Hyper-Thread Tuning Guide for End to End Video AI Workload

ID 标签 784381
已更新 7/31/2023
版本 Latest
公共

author-image

作者

Overview

Intel® Hyper-Threading Technology (Intel® HT Technology) is Intel's proprietary simultaneous multithreading (SMT) implementation used to improve parallelism of computations performed on x86 microprocessors. Hyper-thread is widely used to speed up multithread application.

In this article, we discuss practice to tune End to End(E2E) video AI application for best performance on a hyper-thread system. It can benefit from hyper-threads by bind application to specific processors. The result showed that around 10% performance improved on Intel® Xeon® CPU for E2E AI application.

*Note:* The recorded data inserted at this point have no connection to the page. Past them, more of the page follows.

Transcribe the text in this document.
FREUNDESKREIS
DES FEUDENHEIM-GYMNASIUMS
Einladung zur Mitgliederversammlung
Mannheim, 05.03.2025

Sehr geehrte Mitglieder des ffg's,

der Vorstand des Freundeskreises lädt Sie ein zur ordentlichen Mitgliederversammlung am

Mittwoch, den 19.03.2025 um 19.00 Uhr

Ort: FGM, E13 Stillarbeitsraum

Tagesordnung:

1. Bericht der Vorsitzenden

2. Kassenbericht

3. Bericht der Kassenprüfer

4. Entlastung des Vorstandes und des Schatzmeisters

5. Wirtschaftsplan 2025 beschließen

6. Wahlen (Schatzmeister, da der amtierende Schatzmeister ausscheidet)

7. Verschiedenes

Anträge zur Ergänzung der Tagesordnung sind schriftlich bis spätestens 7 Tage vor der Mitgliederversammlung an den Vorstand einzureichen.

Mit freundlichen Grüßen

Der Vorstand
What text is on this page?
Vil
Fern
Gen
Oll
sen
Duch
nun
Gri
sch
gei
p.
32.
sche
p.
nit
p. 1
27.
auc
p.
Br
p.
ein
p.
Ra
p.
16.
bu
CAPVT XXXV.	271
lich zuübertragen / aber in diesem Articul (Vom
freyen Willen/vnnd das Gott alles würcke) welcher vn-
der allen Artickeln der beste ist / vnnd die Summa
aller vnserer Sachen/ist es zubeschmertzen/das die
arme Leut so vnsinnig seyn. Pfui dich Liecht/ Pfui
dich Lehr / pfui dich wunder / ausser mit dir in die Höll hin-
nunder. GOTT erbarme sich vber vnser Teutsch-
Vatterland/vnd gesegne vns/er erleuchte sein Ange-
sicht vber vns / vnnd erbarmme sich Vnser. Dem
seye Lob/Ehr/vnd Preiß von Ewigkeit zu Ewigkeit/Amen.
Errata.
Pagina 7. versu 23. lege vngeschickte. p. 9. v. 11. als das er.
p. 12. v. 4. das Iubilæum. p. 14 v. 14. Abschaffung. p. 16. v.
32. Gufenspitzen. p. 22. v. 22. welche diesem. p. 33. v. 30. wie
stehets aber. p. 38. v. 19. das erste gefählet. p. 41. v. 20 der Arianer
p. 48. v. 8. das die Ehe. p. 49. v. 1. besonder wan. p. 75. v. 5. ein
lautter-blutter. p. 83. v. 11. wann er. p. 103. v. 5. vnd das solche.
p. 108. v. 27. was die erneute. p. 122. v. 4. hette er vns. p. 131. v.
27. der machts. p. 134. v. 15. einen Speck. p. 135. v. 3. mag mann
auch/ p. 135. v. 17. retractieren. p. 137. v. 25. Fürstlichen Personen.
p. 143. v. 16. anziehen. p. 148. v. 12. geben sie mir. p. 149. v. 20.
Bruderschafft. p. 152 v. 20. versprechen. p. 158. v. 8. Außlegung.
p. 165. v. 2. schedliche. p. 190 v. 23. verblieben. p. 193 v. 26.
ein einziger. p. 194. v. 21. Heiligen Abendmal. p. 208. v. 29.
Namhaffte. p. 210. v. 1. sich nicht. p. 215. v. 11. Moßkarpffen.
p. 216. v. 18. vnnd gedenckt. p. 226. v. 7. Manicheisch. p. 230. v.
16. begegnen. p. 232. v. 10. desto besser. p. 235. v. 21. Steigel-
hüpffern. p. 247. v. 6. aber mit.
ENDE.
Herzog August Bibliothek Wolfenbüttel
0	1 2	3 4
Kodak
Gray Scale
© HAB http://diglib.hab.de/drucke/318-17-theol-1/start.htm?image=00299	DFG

The article is organized as follows: hyper-thread technology architecture is introduced in first part. The concept of physical and logical processor as well as associated logical processors are explained in detail. In the second part, two video AI applications examples are used to show how applications be tuned for the best performance on a hyper-thread system.

Hyper-thread Technology

Unlike a traditional dual-processor configuration (Figure 1), that uses two separate physical processors, the two logical processors (Figure 2) in a hyper-threaded core share the execution resources. These shared resources include the execution engine, caches, and system bus interface (Figure 3). The sharing of resources allows two logical processors to work with each other more efficiently, and allows a logical processor to borrow resources from a stalled logical core (assuming both logical cores are associated with the same physical core). A logical processor stalls when it is waiting for data it has sent for so it can resume processing the present thread.

processor

Figure 1. Processors without Hyper-Threading Tech

processor

Figure 2. Processors with Intel HT Technology

Logical and Physical Processor

With Intel HT Technology, the execution resources on the Intel® Xeon® processor family are shared by two architectural states. The architecture state consists of registers including the general-purpose registers, the control registers, the advanced programmable interrupt controller (APIC) registers, and some machine state registers.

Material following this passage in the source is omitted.